Circa 800 rappresentanti provenienti da 24 regioni si sono accordati per articolare un Comando Nacional Unitario de Lucha, composto da 46 dirigenti che rappresentano tutte le regioni del Paese, secondo quanto ha riportato il sito d’informazione indipendente Wayka.
Al centro della discussione, oltre alle rivendicazioni già citate, ci sono state la partenza delle truppe statunitensi dal territorio peruviano, la lotta alla privatizzazione alle risorse naturali, della salute, dell’acqua, del litio e di altri materiali di cui è ricco il sottosuolo del paese andino.
Particolarmente inquietante, visto il clima di involuzione autoritaria nel paese, la presenza militare statunitense che si mobiliterà dal 1 di giugno al 31 dicembre ufficialmente per svolgere “attività di cooperazione” con le Forzas Armadas e la Policía Nacional.
Con la Resolution Legislativa N°31757 il Governo peruviano ha autorizzato anche l’entrata nel territorio nazionale l’entrata di mezzi aerei e navali provenienti dagli Stati Uniti.
Fortemente critico con questa decisione il Partido Comunista del Perú – Patria Roja che, attraverso il suo sotto-segretario generale Arturo Ayala del Rio, ha specificato come le truppe statunitensi: «effettuano la loro attività in regioni meridionali del Perù, in cui la repressione politica del regime della Boluarte ha massacrato i nostri compatrioti».
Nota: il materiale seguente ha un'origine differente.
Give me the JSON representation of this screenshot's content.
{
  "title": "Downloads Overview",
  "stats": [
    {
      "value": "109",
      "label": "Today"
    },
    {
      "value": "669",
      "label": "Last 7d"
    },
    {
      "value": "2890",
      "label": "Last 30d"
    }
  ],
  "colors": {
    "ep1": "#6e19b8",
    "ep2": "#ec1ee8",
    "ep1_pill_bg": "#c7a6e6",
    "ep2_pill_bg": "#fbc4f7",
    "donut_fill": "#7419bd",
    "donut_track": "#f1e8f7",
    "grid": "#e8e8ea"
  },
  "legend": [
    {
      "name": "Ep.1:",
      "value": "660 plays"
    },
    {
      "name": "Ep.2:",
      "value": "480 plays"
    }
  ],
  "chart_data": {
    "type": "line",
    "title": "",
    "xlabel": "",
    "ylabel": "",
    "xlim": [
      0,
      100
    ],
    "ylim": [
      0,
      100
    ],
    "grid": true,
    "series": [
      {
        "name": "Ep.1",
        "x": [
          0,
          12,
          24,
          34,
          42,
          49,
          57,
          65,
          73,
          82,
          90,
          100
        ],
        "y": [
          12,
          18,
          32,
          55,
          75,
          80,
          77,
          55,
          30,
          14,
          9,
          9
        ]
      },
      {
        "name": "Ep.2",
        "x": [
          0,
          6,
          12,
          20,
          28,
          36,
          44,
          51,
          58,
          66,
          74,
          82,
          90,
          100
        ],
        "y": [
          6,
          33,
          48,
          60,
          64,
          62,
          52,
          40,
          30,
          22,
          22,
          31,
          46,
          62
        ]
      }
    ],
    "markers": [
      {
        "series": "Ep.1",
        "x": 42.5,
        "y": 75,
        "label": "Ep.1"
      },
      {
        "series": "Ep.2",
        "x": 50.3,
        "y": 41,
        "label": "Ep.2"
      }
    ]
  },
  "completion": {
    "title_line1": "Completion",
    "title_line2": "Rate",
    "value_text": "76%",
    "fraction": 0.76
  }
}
L’indicazione del 19 luglio stava già affermandosi da metà giugno, anche prima delle pesantissime affermazioni di Dina Boluarte, che ha esplicitamente dichiarato che non ci saranno elezioni anticipate e che rimarrà in carica fino al 28 luglio del 2026!
É la prima volta che la Presidente ha escluso esplicitamente il ricorso ad elezioni anticipate, dopo che il Congreso che ha respinto per ben 5 volte l’ipotesi di anticiparle a questo dicembre.
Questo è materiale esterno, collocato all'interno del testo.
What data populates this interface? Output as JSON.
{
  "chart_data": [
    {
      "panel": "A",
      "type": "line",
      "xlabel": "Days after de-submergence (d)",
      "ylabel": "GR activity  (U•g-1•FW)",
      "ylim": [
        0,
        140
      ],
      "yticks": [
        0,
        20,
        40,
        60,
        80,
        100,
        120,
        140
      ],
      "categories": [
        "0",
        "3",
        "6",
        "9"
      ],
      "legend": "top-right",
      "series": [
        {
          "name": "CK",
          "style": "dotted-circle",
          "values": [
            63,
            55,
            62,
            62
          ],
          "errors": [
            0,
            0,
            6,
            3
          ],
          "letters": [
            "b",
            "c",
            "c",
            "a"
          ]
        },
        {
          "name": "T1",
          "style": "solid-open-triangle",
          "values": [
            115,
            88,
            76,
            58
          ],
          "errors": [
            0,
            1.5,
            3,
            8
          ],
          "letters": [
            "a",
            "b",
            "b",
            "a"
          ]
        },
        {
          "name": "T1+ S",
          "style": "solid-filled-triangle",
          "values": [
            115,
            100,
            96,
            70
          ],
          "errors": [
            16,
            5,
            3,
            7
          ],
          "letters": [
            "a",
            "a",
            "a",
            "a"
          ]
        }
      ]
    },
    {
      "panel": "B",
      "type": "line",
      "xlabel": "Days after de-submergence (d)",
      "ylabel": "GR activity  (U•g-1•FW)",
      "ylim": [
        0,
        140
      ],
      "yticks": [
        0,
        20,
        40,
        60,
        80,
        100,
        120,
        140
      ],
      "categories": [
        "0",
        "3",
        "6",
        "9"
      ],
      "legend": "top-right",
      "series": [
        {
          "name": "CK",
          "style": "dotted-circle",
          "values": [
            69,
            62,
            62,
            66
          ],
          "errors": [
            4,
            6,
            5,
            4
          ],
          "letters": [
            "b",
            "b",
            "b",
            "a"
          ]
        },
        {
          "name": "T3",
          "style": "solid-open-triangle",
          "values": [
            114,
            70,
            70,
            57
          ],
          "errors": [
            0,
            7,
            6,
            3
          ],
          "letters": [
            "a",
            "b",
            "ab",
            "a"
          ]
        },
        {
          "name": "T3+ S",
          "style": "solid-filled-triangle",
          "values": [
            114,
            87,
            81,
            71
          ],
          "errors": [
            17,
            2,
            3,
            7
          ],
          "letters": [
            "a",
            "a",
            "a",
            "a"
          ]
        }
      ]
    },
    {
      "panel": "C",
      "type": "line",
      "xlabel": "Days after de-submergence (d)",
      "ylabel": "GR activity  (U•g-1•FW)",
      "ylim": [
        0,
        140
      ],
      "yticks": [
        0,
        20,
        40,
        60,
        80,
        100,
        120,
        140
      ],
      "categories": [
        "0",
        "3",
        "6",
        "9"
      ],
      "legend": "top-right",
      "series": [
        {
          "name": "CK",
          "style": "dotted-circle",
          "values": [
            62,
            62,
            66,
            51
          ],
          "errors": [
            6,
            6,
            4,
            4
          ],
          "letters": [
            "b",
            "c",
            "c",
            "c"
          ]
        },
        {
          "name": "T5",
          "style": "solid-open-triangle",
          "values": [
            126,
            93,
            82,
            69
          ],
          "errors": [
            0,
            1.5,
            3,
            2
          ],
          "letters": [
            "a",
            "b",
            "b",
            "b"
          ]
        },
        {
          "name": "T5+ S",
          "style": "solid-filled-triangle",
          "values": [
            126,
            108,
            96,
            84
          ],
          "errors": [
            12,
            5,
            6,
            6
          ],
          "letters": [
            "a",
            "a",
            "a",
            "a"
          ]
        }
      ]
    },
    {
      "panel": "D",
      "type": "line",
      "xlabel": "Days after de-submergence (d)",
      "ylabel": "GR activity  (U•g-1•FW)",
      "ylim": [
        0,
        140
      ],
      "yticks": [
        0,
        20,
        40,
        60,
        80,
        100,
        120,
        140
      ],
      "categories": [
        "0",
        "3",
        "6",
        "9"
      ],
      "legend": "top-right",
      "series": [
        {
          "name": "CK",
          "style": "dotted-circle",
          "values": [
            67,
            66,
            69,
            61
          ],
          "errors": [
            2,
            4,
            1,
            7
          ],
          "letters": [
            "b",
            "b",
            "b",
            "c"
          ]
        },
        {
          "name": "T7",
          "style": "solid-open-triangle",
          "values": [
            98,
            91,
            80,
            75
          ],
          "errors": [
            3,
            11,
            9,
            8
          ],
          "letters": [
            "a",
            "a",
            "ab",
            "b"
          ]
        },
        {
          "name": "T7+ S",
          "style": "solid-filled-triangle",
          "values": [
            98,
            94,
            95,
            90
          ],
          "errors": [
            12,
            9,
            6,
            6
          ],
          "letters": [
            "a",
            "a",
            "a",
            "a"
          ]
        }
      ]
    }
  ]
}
La Boluarte ha ovviamente criticato la scelta di organizzare le proteste antigovernative, rigettando le responsabilità dell’esecutivo per le morti violente, ed addossando la responsabilità di eventuali altre vittime agli organizzatori.
Il Governo ha poi annunciato il 12 luglio di aver promulgato nuovamente “lo stato d’emergenza” sulle principali strade che portano alla capitale, come il Corredor Via Sur – che comprende le regioni di Apurímac, Cusco ed Arequipa che sono state l’epicentro della protesta.
M anche sul Corredor Via de la Interoceánica Sur, che arriva fino al Brasile, mobilitando nuovamente l’Esercito che affiancherà la Polizia Nazionale, e chiarendo che filtrerà il più possibile l’entrata nella capitale, di fatto cercando di impedire alla marea umana di entrare a Lima.
Contemporaneamente, con un notevole sprezzo del ridicolo, ricorre al terrorismo psicologico tipico della stagione contro-insurrezionale, agitando lo spettro del “Terraqueo”.
Una recente inchiesta dell’Istituto de Estudios Peruanos (IEP) conferma la generale disapprovazione del Congresso – il 91% – mentre il 67% degli intervistati giudica “male” (36%) o “molto male “(31%) l’amministrazione della Boluarte, con una leggera maggioranza (il 51%) che ritiene l’attuale amministrazione peggiore di quella di Pedro Castillo.
L’empasse politico che dura da mesi non sembra avere sbocchi in una situazione estremamente polarizzata, in cui un governo che ha perso qualsiasi consenso, sorretto da un parlamento squalificato, cerca di blindare ogni ipotesi di alternativa democratica – banalmente il ricorso alle urne -, utilizzando non solo alla più bieca ferocia repressiva, ma all’aiuto militare diretto degli USA e flirtando con i fascisti peruviani in un contesto di offensiva dell’estrema-destra, in tutto il continente.
Ancora una volta, per le strade del Paese andino risuona la profezia di Tupac Amaru: “Torneremo, e saremo milioni!”